Tschechow hinter verschlossener Tür
ARGEkultur / THEATER PANOPTIKUM
17/06/13 "Dem Russen ist ein künstlerischer Hausverstand angeboren!" So Arturas Valudskis, der damit am Freitagabend (14.6.) alle Lacher auf seiner Seite hatte. Die Premiere von "Großartige Geschichten über fast nichts" überraschte und gefiel: Kurzatmig, lebendig und alles andere als banal sind Erzählungen von Anton Tschechow über "fast nichts" umgesetzt.
Von Oliwia Blender
Der Autor jedenfalls hatte das Glück, bestens mit (angeborenem) Schreibtalent ausgestattet worden zu sein. Fast jeder Theatermensch träumt im Verlauf seiner Schaffensphase davon, sich mit einem Tschechow Stück auseinandersetzen zu dürfen. Deshalb wundert es auch nicht, dass sich die Qualität und Tiefgründigkeit der zum Kanon der Weltliteratur gehörenden Literatur, auch in seinen Kurzgeschichten spiegelt. Bekanntlich ist es dennoch eine Kunst für sich, nichtdramatische Texte auf die Bühne zu bringen. Das Theater Panoptikum entwickelt eine magische Atmosphäre, mit hypnotisierender Wirkung. Spärlich mit einem Tisch, zwei Stühlen (jeweils auch in Miniaturausgabe) und einer schwarzen Tür ausgestattet, leistet die Illusionskunst "Bühnenbild" volle Überzeugungskraft.

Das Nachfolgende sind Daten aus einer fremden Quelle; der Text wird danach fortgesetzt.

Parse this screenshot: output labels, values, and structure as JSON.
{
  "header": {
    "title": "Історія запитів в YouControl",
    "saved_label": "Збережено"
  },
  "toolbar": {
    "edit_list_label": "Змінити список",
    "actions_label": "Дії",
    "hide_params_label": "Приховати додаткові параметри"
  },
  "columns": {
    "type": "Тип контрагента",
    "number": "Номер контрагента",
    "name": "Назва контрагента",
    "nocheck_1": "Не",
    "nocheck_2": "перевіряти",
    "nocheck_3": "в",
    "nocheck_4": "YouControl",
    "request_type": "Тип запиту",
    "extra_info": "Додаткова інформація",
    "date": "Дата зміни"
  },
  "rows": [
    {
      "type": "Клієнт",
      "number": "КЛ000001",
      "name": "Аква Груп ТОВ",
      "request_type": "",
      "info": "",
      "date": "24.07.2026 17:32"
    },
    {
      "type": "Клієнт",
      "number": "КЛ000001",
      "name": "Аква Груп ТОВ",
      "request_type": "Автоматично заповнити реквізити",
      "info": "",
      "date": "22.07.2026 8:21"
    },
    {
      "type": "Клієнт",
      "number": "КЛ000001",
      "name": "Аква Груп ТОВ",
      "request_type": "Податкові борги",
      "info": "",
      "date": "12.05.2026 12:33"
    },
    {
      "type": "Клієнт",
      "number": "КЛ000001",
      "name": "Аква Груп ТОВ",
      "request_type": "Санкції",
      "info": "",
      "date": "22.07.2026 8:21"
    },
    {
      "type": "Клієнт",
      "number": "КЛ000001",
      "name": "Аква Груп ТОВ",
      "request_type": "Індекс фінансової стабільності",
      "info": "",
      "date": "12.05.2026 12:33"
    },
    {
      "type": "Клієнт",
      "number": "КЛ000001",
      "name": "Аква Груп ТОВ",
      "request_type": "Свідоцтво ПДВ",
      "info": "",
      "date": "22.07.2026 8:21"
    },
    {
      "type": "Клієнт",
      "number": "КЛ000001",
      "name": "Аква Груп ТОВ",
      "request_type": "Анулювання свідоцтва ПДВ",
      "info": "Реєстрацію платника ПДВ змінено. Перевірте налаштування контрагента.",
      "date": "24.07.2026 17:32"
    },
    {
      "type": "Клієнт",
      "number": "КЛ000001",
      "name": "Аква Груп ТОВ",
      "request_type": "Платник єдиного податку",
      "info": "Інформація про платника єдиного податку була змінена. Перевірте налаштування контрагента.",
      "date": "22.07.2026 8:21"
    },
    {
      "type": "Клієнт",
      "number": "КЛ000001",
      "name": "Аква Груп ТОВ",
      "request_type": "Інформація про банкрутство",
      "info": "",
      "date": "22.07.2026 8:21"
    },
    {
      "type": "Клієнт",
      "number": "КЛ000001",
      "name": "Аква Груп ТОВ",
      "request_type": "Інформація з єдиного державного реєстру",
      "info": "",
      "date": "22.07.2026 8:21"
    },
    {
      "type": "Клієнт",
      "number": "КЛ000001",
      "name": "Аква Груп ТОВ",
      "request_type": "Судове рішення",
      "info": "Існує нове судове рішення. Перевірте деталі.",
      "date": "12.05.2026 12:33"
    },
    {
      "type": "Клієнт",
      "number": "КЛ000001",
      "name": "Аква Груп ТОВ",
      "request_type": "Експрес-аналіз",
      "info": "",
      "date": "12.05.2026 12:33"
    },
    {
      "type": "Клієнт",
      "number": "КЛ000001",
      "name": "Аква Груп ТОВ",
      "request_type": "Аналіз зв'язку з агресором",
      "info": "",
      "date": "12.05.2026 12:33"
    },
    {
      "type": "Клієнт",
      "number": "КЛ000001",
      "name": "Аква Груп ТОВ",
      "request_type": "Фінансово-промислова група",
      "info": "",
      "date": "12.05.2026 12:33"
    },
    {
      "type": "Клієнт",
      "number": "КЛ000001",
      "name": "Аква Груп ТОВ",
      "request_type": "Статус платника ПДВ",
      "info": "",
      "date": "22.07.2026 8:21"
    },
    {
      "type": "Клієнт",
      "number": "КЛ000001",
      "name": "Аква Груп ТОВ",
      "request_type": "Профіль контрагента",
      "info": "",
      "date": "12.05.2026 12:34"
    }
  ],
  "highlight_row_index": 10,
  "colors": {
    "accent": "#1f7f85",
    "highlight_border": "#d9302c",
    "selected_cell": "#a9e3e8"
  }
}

Schreibmaschinen-Geklimpere hinter der Tür gibt mehr als nur den Rhythmus an. Vielmehr überkommt einen die Idee, niemand Geringerer als Tschechow selbst, sitze dahinter. Und wir Zuschauer lauschen der Entstehung des Textes gleichermaßen, wie auch der szenischen Darstellung der einzelnen Sätze, die sich willkürlich und unaufhaltsam zu Handlungen und Situationen weiterentwickeln. Gerda Gratzer, Frau mit Hut, trägt zur heiteren Stimmung des Publikums bei, sie probiert sich an einem kleinen Tischpiano an einem Werk Schumanns. Mehr als nur einmal wird sie dazu von ihrem Lehrer (großartig gespielt von Jan Hutter) gedrängt. In seinen Augen ein bemitleidenswerter Fall. Das Scheitern aufgrund von fehlendem "Nährboden für die Kunst" sei vorprogrammiert. Trotz aller Absurdität und Komik erfährt man so einiges über die Gepflogenheiten und Reibungspunkte in der Gesellschaft zum Ende des 19. Jahrhunderts hin.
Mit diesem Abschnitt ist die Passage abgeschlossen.